On OneOncology ownership and accounting, Cleary said Cencora increased its ownership stake from 35% to 92%, with practices and management owning the remaining 8%. He also flagged two OneOncology-related “below the operating income line” benefits tied to OneOncology’s UUG subsidiary: approximately $30 million of income expected in other income and loss for fiscal 2026 related to a joint venture, and a non-controlling loss addback that will largely offset non-controlling income eliminated from ProFarma, leaving the non-controlling interest line “relatively small” in fiscal 2026.
In Q&A, management also addressed manufacturer list price reductions tied to policy changes, saying Cencora was prepared and had been “very successful” in discussions with manufacturers in maintaining economics and gross profit dollars, citing the value it provides in the supply chain.

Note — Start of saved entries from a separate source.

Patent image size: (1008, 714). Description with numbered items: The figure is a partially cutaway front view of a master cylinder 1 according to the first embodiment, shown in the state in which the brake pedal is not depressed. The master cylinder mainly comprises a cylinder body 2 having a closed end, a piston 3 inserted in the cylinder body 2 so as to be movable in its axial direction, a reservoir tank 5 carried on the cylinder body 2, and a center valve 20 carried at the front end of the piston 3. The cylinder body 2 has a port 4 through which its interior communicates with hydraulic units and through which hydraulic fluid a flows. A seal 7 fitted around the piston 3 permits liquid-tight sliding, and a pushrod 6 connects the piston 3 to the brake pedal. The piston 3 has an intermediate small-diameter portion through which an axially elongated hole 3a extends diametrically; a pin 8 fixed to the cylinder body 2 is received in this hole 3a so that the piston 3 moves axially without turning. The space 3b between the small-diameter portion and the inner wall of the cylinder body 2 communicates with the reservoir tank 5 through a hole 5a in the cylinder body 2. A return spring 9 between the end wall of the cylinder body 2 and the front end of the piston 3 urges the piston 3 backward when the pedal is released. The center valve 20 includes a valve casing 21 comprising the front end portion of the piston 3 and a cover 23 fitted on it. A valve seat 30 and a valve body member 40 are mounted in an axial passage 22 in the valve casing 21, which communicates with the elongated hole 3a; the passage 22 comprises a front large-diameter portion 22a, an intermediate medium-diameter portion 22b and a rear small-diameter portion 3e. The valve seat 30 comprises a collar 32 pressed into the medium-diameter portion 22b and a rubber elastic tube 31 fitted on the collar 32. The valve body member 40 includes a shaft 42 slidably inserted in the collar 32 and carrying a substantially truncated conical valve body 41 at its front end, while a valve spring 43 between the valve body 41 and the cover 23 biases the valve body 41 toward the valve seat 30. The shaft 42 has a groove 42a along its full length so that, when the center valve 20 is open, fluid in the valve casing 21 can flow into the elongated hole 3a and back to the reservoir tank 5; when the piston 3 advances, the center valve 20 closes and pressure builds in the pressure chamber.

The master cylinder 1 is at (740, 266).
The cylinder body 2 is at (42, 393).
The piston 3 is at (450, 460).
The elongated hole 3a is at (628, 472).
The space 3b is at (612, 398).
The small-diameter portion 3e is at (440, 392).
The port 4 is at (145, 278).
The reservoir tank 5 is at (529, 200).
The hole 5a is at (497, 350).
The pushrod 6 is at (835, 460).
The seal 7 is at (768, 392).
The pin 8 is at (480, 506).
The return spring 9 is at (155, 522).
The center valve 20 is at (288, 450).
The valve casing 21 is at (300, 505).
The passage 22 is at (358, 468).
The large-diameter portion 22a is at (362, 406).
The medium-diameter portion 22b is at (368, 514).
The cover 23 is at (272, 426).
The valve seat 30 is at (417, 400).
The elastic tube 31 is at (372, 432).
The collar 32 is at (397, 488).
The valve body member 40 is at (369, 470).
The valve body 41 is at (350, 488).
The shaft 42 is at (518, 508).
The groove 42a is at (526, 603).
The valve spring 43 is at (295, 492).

Management closed the call reiterating confidence in its strategy and long-term value creation, pointing to raised guidance and continued execution across the business.
About Cencora (NYSE:COR)
Cencora (NYSE:COR) is a global healthcare services and pharmaceutical distribution company that provides end-to-end solutions across the pharmaceutical supply chain. The company’s core activities include wholesale drug distribution, specialty drug distribution, and the operation of specialty pharmacies, complemented by logistics, cold-chain management and other fulfillment services designed to support complex and temperature-sensitive therapies.
Beyond physical distribution, Cencora offers a range of commercial and patient-focused services for pharmaceutical manufacturers and healthcare providers.